Tchad : la cour suprême confirme la peine de succès masra

Au Tchad, la Cour suprême de N’Djamena a statué de manière irrévocable, rejetant le pourvoi en cassation déposé par les avocats de l’ancien Premier ministre Succès Masra. Cette décision cruciale rend sa condamnation à vingt ans de prison ferme définitive, marquant un tournant dans l’affaire des violences meurtrières survenues à Mandakao.

La peine de l’ancien chef du gouvernement tchadien et leader du parti Les Transformateurs, Succès Masra, est désormais confirmée sans appel. Le jeudi 21 mai, la plus haute instance judiciaire du pays, la Cour suprême de N’Djamena, a mis un terme aux dernières tentatives de recours juridiques internes, en déboutant le collectif de défense de l’opposant.

Auparavant, la Cour criminelle avait prononcé une sentence à son encontre en août dernier. Les accusations portaient sur la « diffusion de messages à caractère raciste et xénophobe », « l’association de malfaiteurs » et la « complicité de meurtre ». La justice tchadienne reproche à Masra un message diffusé en 2023, qui aurait, selon l’accusation, incité aux affrontements intercommunautaires sanglants qui ont secoué Mandakao en mai 2025.

Lors de cette audience décisive à la Cour suprême, un important dispositif de sécurité avait été déployé. Des forces de police et des militaires encerclaient le bâtiment, restreignant l’accès aux abords du tribunal malgré le principe de publicité des débats.

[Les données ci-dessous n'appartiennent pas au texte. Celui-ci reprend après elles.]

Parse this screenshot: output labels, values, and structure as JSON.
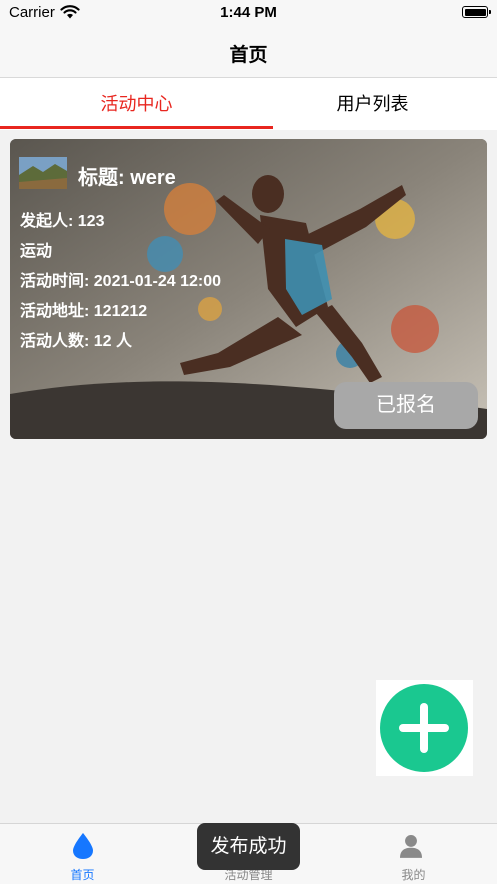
{
  "status_bar": {
    "carrier": "Carrier",
    "time": "1:44 PM"
  },
  "nav": {
    "title": "首页"
  },
  "tabs": [
    {
      "label": "活动中心",
      "active": true
    },
    {
      "label": "用户列表",
      "active": false
    }
  ],
  "activity": {
    "title": "标题: were",
    "organizer": "发起人: 123",
    "type": "运动",
    "time": "活动时间: 2021-01-24 12:00",
    "address": "活动地址: 121212",
    "count": "活动人数: 12 人",
    "button_label": "已报名"
  },
  "bottom_tabs": [
    {
      "label": "首页",
      "icon": "water-drop-icon",
      "active": true
    },
    {
      "label": "活动管理",
      "icon": "activity-icon",
      "active": false
    },
    {
      "label": "我的",
      "icon": "person-icon",
      "active": false
    }
  ],
  "toast": {
    "text": "发布成功"
  },
  "colors": {
    "accent_red": "#e8261f",
    "fab_green": "#1ac890",
    "tab_active_blue": "#1677ff"
  }
}
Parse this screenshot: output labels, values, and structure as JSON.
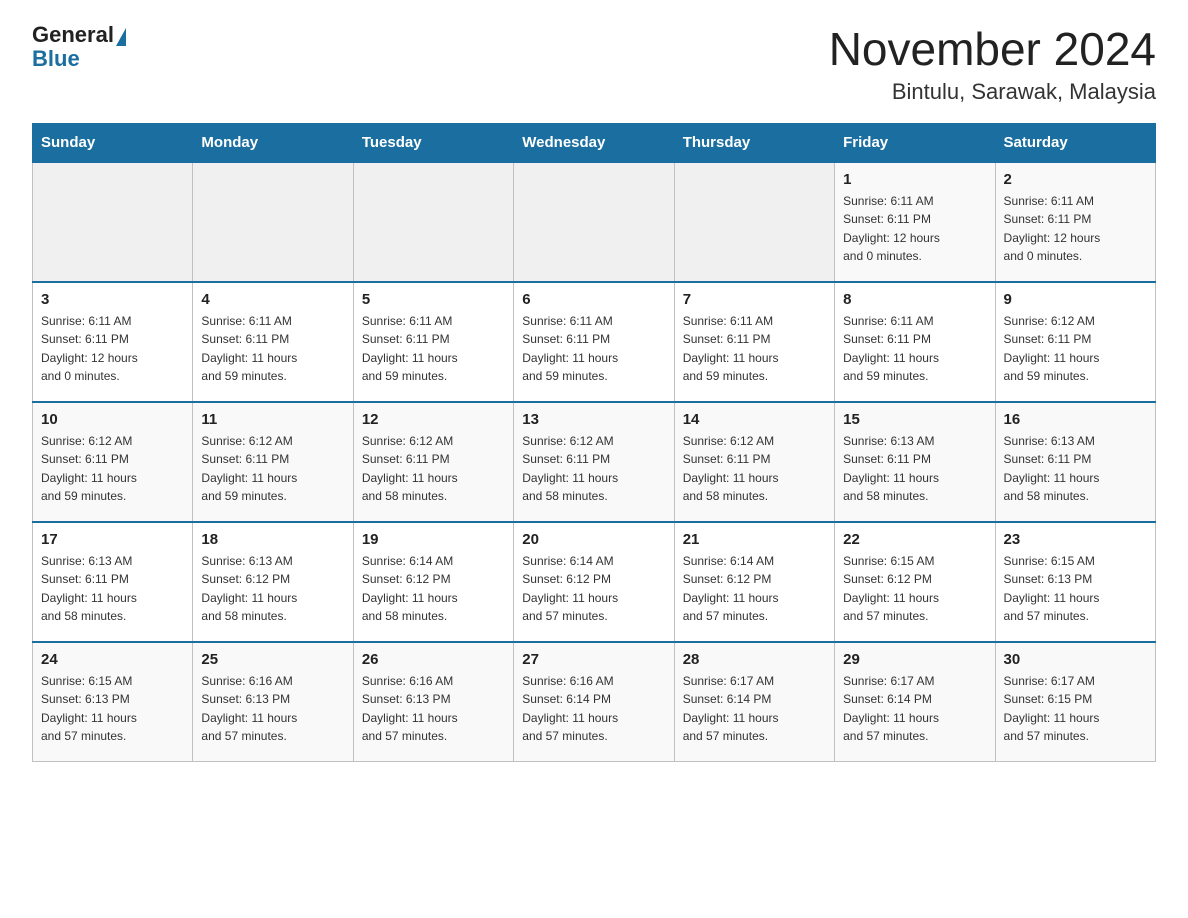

Avec l’épuisement des recours nationaux, les perspectives juridiques de Succès Masra se tournent désormais vers des instances sous-régionales ou internationales. Les partisans de l’opposant continuent de dénoncer un dossier à caractère éminemment politique. « Nous nourrissons l’espoir qu’une issue politique puisse être trouvée », a affirmé Claudia Hoinathy, une figure influente du parti Les Transformateurs.